Title
Choose a title that enables the expert to figure out the essence of the basic idea(s) and the main contribution(s).
Wrong title may bring you wrong referees or examiners, and may not attract busy colleagues to your work when seeing it on your web page or on a search engine that may not even catch your work (which decreases your visibility). If you are solving problem X using method Y, you have probably searched Internet for both X and Y. Others do the same, so let your work be observed easily.
Abstract
Introduction
Literature review
Chapter or section 2 should give a full literature review. It should collect all known results relevant to the problem stated, whether or not they are used in proposed contributions. No additional literature review shall be added in later chapters. In later chapters, you may only refer to well known results (e.g. those covered in undergraduate computer science program such as Dijkstra's shortest path algorithm, sorting algorithms etc.). Discuss advantages and drawbacks of known solutions that are relevant to your problem, and also discuss the relevance of each reviewed item to your topic and your solutions.
It is very easy for a reviewer or even examiner to save his time by observing a missing important reference, and claiming that that reference may solve your problem in a better way. That may or may not be true, but you can loose even if your solution is better, since decisions made are in most cases final, and your publication or even defense can be prolonged with or without good reasons.
For every discussed reference, it is very important to relate them to your problem and contribution in one of several ways: it does not exactly solve the same problem, it solves the same problem but makes different assumptions about the system, it has some limitations that you do not have, it makes the same assumptions but does not work well under certain conditions and scenarios for which you have better solutions, or, if none of these is true, you are considering it as valid competitor, and will try to defeat it in your analytical or experimental comparisons. If you are not able to defeat it (under some assumptions and/or scenarios), I would advice you not to go public with your research and earn undesirable reputation.

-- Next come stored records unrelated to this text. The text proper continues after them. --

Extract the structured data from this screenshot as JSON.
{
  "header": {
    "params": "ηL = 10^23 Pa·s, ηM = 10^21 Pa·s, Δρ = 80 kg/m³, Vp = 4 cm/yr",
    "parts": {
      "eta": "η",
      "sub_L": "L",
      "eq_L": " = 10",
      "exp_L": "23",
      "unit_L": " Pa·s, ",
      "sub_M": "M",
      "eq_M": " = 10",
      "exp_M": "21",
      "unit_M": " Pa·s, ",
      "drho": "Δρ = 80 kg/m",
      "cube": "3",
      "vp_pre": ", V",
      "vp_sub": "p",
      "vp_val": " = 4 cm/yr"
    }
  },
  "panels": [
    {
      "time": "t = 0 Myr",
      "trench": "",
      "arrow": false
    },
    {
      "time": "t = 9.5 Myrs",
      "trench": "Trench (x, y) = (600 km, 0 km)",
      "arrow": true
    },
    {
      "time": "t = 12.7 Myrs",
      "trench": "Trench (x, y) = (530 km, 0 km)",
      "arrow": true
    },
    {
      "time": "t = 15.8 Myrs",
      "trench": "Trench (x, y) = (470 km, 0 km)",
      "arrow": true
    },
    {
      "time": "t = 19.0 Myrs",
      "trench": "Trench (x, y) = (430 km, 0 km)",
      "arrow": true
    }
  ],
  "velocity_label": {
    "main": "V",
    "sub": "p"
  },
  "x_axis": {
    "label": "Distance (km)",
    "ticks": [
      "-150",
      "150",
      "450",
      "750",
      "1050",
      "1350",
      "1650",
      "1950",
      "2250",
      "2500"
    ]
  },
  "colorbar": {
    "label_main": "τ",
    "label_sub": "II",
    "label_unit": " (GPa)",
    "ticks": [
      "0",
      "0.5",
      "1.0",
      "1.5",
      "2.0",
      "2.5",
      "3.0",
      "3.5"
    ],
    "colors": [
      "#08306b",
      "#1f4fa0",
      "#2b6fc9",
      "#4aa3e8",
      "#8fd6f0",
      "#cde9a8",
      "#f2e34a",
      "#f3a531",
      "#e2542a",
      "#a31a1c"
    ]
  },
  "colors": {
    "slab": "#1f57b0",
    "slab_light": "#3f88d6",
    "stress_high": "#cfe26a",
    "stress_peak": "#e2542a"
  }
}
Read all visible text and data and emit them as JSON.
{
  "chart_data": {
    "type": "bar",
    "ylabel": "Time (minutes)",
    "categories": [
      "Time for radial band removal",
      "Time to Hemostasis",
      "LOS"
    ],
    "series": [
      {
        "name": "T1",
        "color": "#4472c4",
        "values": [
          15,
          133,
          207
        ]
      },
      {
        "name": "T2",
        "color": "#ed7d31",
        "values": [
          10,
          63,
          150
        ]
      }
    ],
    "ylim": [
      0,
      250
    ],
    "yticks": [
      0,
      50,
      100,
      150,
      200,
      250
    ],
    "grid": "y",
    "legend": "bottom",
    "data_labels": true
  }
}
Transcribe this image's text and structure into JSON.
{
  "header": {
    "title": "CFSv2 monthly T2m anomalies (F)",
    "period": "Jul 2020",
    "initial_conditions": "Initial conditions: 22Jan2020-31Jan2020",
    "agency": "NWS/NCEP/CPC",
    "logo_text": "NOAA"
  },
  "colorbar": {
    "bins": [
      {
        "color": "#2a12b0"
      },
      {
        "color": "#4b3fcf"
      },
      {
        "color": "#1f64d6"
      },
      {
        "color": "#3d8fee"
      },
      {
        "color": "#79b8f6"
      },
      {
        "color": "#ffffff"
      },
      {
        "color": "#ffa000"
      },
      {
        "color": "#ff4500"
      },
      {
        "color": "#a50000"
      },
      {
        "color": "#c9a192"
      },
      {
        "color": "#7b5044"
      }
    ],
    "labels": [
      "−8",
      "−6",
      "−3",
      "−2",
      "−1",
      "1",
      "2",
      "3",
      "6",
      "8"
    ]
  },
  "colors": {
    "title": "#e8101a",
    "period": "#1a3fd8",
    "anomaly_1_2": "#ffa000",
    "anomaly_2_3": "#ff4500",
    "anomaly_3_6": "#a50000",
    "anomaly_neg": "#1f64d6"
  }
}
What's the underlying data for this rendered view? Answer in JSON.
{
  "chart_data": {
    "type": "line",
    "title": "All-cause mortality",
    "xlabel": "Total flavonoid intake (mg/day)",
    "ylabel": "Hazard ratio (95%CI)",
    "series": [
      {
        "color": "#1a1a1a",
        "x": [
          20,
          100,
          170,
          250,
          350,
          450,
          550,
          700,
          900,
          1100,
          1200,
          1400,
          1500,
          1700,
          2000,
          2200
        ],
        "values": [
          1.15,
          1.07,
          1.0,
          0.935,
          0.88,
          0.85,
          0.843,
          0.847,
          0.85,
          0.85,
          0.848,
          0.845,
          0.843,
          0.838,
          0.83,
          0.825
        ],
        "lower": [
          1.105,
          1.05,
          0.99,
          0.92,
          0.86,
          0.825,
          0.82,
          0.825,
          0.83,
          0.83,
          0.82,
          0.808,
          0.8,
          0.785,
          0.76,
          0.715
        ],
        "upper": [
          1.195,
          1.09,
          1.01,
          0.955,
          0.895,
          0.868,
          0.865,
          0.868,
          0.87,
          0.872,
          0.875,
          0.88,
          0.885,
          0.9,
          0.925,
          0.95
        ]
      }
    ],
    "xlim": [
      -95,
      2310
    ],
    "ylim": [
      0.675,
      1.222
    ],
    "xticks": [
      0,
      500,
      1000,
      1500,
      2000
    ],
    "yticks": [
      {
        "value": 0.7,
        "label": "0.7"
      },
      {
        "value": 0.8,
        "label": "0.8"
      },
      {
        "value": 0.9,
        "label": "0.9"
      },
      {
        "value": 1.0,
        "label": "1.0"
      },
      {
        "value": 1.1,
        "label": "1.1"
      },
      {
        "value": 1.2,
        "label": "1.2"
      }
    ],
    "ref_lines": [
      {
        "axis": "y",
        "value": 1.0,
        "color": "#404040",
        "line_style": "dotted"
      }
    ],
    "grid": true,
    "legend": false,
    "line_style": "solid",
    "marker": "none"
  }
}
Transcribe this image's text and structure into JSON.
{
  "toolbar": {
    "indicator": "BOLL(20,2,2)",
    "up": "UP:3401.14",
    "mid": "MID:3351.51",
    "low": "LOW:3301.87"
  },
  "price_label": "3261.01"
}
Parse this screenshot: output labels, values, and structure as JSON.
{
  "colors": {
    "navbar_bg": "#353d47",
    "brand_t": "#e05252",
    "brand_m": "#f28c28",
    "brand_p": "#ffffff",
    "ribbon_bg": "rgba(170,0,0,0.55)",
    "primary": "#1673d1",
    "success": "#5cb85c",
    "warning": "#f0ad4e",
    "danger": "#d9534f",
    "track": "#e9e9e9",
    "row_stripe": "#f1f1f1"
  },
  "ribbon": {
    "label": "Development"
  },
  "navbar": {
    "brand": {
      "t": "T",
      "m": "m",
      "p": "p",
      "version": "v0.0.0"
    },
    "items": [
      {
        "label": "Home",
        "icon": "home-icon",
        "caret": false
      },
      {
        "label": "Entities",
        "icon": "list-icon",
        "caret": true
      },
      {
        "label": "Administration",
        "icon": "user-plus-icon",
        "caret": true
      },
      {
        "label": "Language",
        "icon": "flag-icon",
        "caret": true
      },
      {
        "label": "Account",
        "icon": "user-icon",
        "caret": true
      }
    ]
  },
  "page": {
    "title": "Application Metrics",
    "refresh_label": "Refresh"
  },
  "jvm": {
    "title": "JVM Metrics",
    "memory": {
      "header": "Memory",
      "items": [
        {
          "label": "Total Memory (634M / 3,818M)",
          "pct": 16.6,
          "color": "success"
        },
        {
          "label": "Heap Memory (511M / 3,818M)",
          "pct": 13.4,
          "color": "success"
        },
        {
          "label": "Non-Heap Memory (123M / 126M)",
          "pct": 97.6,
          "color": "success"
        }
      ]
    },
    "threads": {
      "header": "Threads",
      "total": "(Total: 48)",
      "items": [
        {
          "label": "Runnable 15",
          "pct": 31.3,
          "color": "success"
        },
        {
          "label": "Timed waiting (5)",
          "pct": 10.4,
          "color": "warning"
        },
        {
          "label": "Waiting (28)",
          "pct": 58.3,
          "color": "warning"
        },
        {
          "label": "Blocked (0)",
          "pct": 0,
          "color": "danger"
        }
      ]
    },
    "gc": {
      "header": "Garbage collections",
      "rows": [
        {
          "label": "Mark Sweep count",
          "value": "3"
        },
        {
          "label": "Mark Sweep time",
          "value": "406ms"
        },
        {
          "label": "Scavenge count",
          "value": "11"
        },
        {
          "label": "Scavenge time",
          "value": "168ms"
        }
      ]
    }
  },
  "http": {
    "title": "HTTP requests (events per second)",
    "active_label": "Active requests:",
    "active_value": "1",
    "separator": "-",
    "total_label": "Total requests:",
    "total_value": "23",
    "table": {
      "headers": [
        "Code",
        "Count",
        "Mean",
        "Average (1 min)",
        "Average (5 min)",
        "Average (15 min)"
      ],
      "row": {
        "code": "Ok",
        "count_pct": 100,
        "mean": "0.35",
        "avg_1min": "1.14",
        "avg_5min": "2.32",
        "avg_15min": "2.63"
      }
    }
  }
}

The remaining chapters (sections)
Conclusion
What did you achieve with this research? What are the drawbacks of your solution(s)? What kind of future work can be done? Do you have some ideas that you intend to study further? The ownership of some other possible solutions, not fully explored, or subject of your forthcoming different article, can be protected by outlining them briefly in the conclusion section, sometimes with reference to upcoming article.
To conclude this advise, try to follow a +-+ pattern in introduction and main text. That is, start with positive enthusiastic comments about your work and contribution, then become realistic and list all the drawbacks and limitations, but then finish on a positive note, with a clear winner statement about the value of your contribution. It is important that the reader stops reading your article with positive impression. He might be writing his report afterwards.
Finally, it is very important to use proper English grammar and sentence structure. Ask for help if your English is not up to the required standard. You must be very careful with misprints. Do read your article carefully one more time, after some time delay, and check for possible misprints. The referees and examiners expect you to be very professional. They are not robots, they are human, and their opinion is partially subjective. Try to make positive value for the subjective part in overall evaluation by showing that you take care of your writing.